Tennents Vital 2011


Madame Oui and I were the lucky recipients of VIP tickets to the 2011 Tennents Vital concert at Ward Park, Bangor. Eminem was the star act, with support gigs from Jimmy Eat World, Kaiser Chiefs and others.

Unlike the vast majority of the 20-somethings students who were there from the start in the afternoon, we two put in a full day’s work first. Our timing wasn’t great, as it was pouring rain when we arrived. But ah, to be a VIP — no queue, straight to the tent with complimentary food and drink.

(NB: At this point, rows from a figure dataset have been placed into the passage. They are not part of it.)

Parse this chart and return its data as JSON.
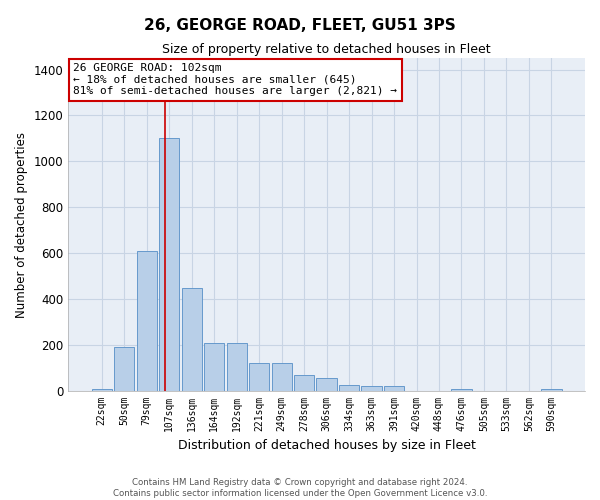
{
  "title_line1": "26, GEORGE ROAD, FLEET, GU51 3PS",
  "title_line2": "Size of property relative to detached houses in Fleet",
  "xlabel": "Distribution of detached houses by size in Fleet",
  "ylabel": "Number of detached properties",
  "categories": [
    "22sqm",
    "50sqm",
    "79sqm",
    "107sqm",
    "136sqm",
    "164sqm",
    "192sqm",
    "221sqm",
    "249sqm",
    "278sqm",
    "306sqm",
    "334sqm",
    "363sqm",
    "391sqm",
    "420sqm",
    "448sqm",
    "476sqm",
    "505sqm",
    "533sqm",
    "562sqm",
    "590sqm"
  ],
  "values": [
    8,
    190,
    610,
    1100,
    450,
    210,
    210,
    120,
    120,
    70,
    55,
    25,
    20,
    20,
    0,
    0,
    8,
    0,
    0,
    0,
    8
  ],
  "bar_color": "#b8cfe8",
  "bar_edge_color": "#6699cc",
  "ylim": [
    0,
    1450
  ],
  "yticks": [
    0,
    200,
    400,
    600,
    800,
    1000,
    1200,
    1400
  ],
  "grid_color": "#c8d4e4",
  "background_color": "#e8eef6",
  "annotation_text_line1": "26 GEORGE ROAD: 102sqm",
  "annotation_text_line2": "← 18% of detached houses are smaller (645)",
  "annotation_text_line3": "81% of semi-detached houses are larger (2,821) →",
  "footer_line1": "Contains HM Land Registry data © Crown copyright and database right 2024.",
  "footer_line2": "Contains public sector information licensed under the Open Government Licence v3.0.",
  "vline_color": "#cc0000",
  "annotation_box_edgecolor": "#cc0000"
}
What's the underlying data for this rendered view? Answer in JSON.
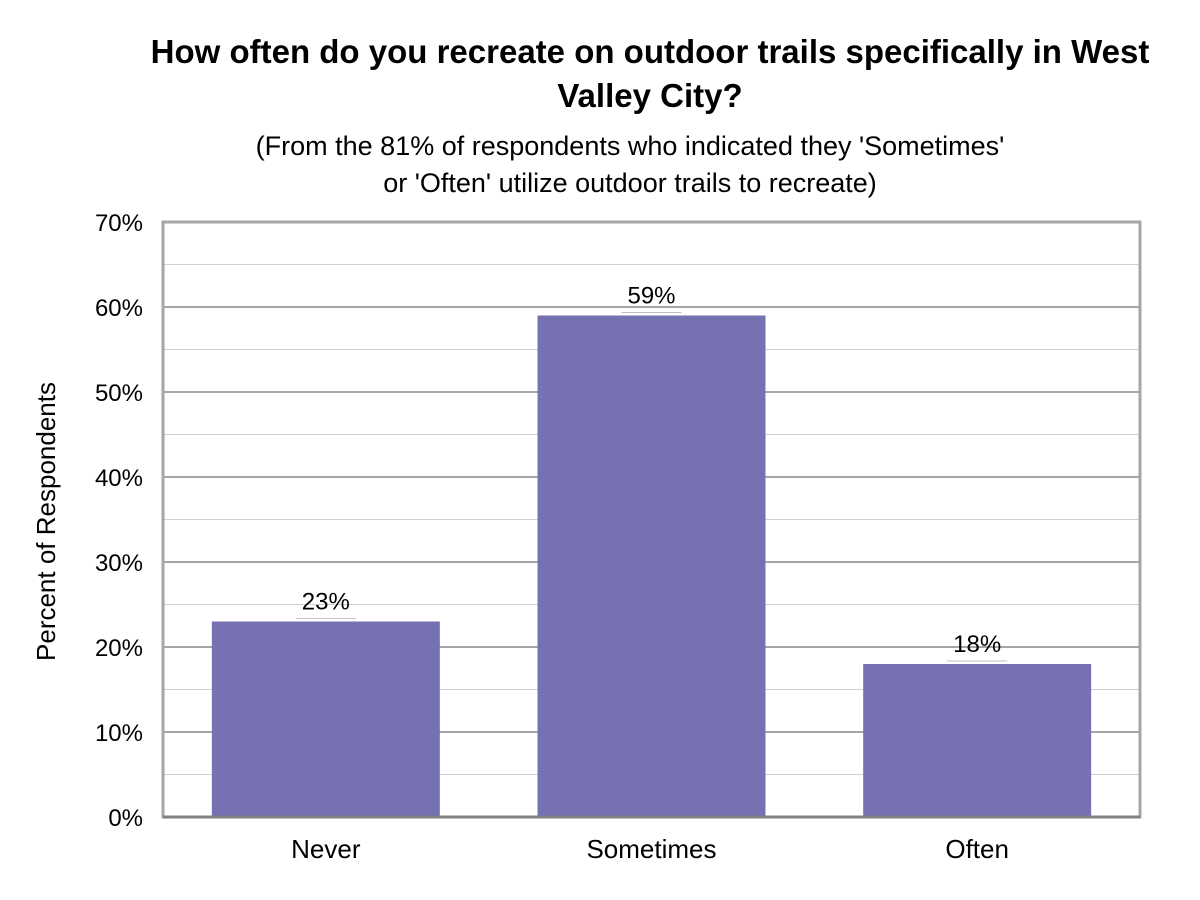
{
  "chart_data": {
    "type": "bar",
    "title": "How often do you recreate on outdoor trails specifically in West Valley City?",
    "subtitle_lines": [
      "(From the 81% of respondents who indicated they 'Sometimes'",
      "or 'Often' utilize outdoor trails to recreate)"
    ],
    "xlabel": "",
    "ylabel": "Percent of Respondents",
    "categories": [
      "Never",
      "Sometimes",
      "Often"
    ],
    "values": [
      23,
      59,
      18
    ],
    "data_labels": [
      "23%",
      "59%",
      "18%"
    ],
    "ylim": [
      0,
      70
    ],
    "major_ticks": [
      0,
      10,
      20,
      30,
      40,
      50,
      60,
      70
    ],
    "tick_labels": [
      "0%",
      "10%",
      "20%",
      "30%",
      "40%",
      "50%",
      "60%",
      "70%"
    ],
    "minor_step": 5,
    "grid": true,
    "legend": "none",
    "colors": {
      "bar": "#7571B3",
      "major_grid": "#A6A6A6",
      "minor_grid": "#D0D0D0",
      "frame": "#A6A6A6",
      "axis": "#808080"
    }
  }
}
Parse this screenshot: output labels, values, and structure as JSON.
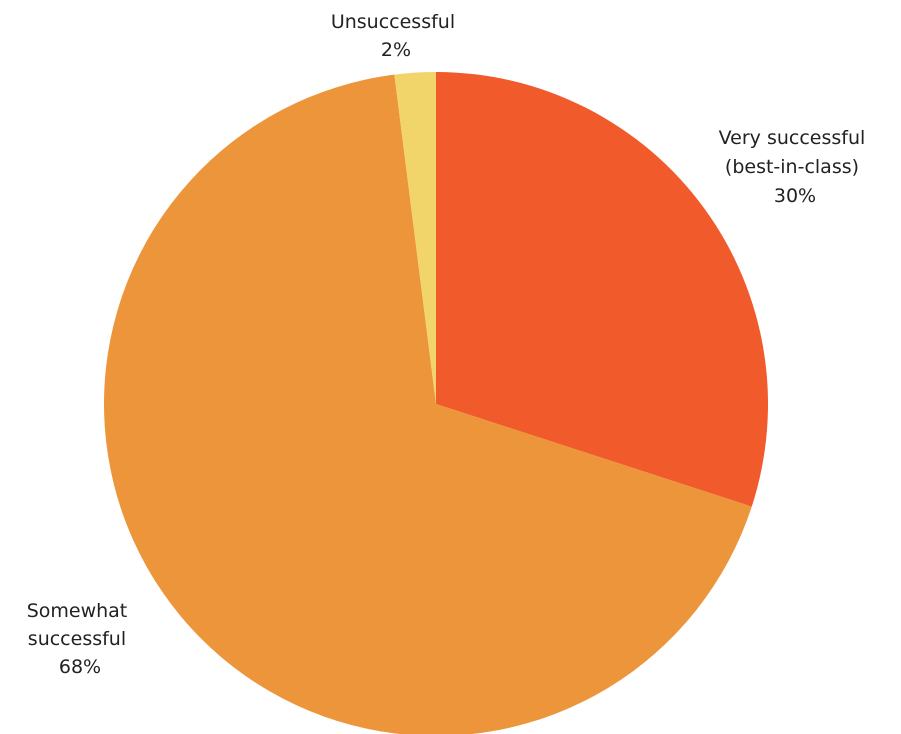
{
  "chart_data": {
    "type": "pie",
    "slices": [
      {
        "label_lines": [
          "Very successful",
          "(best-in-class)"
        ],
        "value_label": "30%",
        "value": 30,
        "color": "#F15A2B"
      },
      {
        "label_lines": [
          "Somewhat",
          "successful"
        ],
        "value_label": "68%",
        "value": 68,
        "color": "#EC953A"
      },
      {
        "label_lines": [
          "Unsuccessful"
        ],
        "value_label": "2%",
        "value": 2,
        "color": "#F2D56A"
      }
    ],
    "start_angle": "12 o'clock",
    "direction": "clockwise",
    "legend": "none"
  }
}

I then ventured off to discover what the other VIP tent was like. “Sir, can I help you?” said the security man at its perimeter. I replied, “It’s okay, I’m VIP,” showing off the badge hanging from its lanyard.

“No, sir, that’s a North Down Council VIP badge.”

“Yes, and?”

“That’s ordinary VIP. This tent is for the real VIPs.”

I laughed. “I didn’t realise there was segregation in the VIP section!” And I retreated to the “ordinary” VIP tent.

The whole VIP section was a kind of sanctuary. I didn’t realise how many people were attending the concert until I entered the main section. Yep, a sell out crowd of 30,000. Summer concert festival atmosphere. (Confession: my first such experience!)

Lots of concert goers.

Jimmy Eat World was playing, and I timed it just right to hear their anthem song, The Middle. For a moment there I was, rocking in the pouring rain, feeling real. After the song, though, not drunk or ecstatic like those around me, I wised up and went back to the VIP tent, to dry off.

We spent our food vouchers for some Italian-style sausages and BBQ ribs. Washed down with a Tennents (of course) and rejoined the masses who were now jumping with the Kaiser Chiefs. The rained stopped, the sun even reappeared, and everyone was having A Good Time.

Kaiser Chiefs knew how to rock the crowd.

My favourite piece was I Predict A Riot — somehow that song has a particular resonance hearing it live in Northern Ireland!

As the Kaiser Chiefs are obvious descendents from The Jam, unsurprisingly I really enjoyed this set.

Then I got involved in some unexpected action.

Near me were two lads, early 20s, who began pushing each other around. There were about half a dozen girls and no other lads, so I figured it may have something to do with that, and just ignored it all.

A few minutes later I notice out of the corner of my eye that the bigger lad landed a right hook on the other one’s face, and they were soon locked in a fistacuf battle. Seeing that the ladies were not having much luck pulling them apart  — and shockingly no security guards in view — I impulsively got stuck in and pulled the larger lad onto his back and put my foot on his wrist.

“What are you doing that for?”

“You ain’t getting up,” I told him.

I let him go when the smaller lad cleared off, and thankfully he didn’t have a go at me. Though I was bigger than him, I always prefer not to be swung at! And in a typical bloke fashion, he quickly forgot about it.

But not the wee lad. He was soon coming back and I was ready to cut him off to tell them that I had saved his face once but wouldn’t do it again! Fortunately his female posse kept him away.

Although all the previous music sets were good stuff, it would seem that everyone was really here to see Eminem (and a good reason why crowd was twice as large as previous night’s show).

Eminem goes hard core.

Eminem duly appeared and got the show blasting with his hard core rap. Hmm. Perhaps I’m too old to be impressed with new old-school, as standing there was reminding me of hard core rap shows I went to over 20 years ago — Public Enemy and  N.W.A. (that’s Niggers With Attitude, for those of you too young to know).

But for us oldsters he did oblige. “How many of you out there are messed up? Messed up on drink, weed, or whatever you’re doing? Well, this is some stuff I made when I was messed up.” And began a medley of Slim Shady (which I video recorded but the files got corrupted — ugh!).

All in all, everyone seemed to have a great time and were well behaved (less the two misfits I dealt with). Those of us who walked the 10 minutes back to our car park were very respectful of the local residents — no shouts or yells, which actually felt strange — thousands of us walking up the road in relative silence must have appeared like zombies!

I have to say that the morning after — and the morning after that — was a bit rough for both of us. It’s fun to play with the kids but it sure takes more time to recover.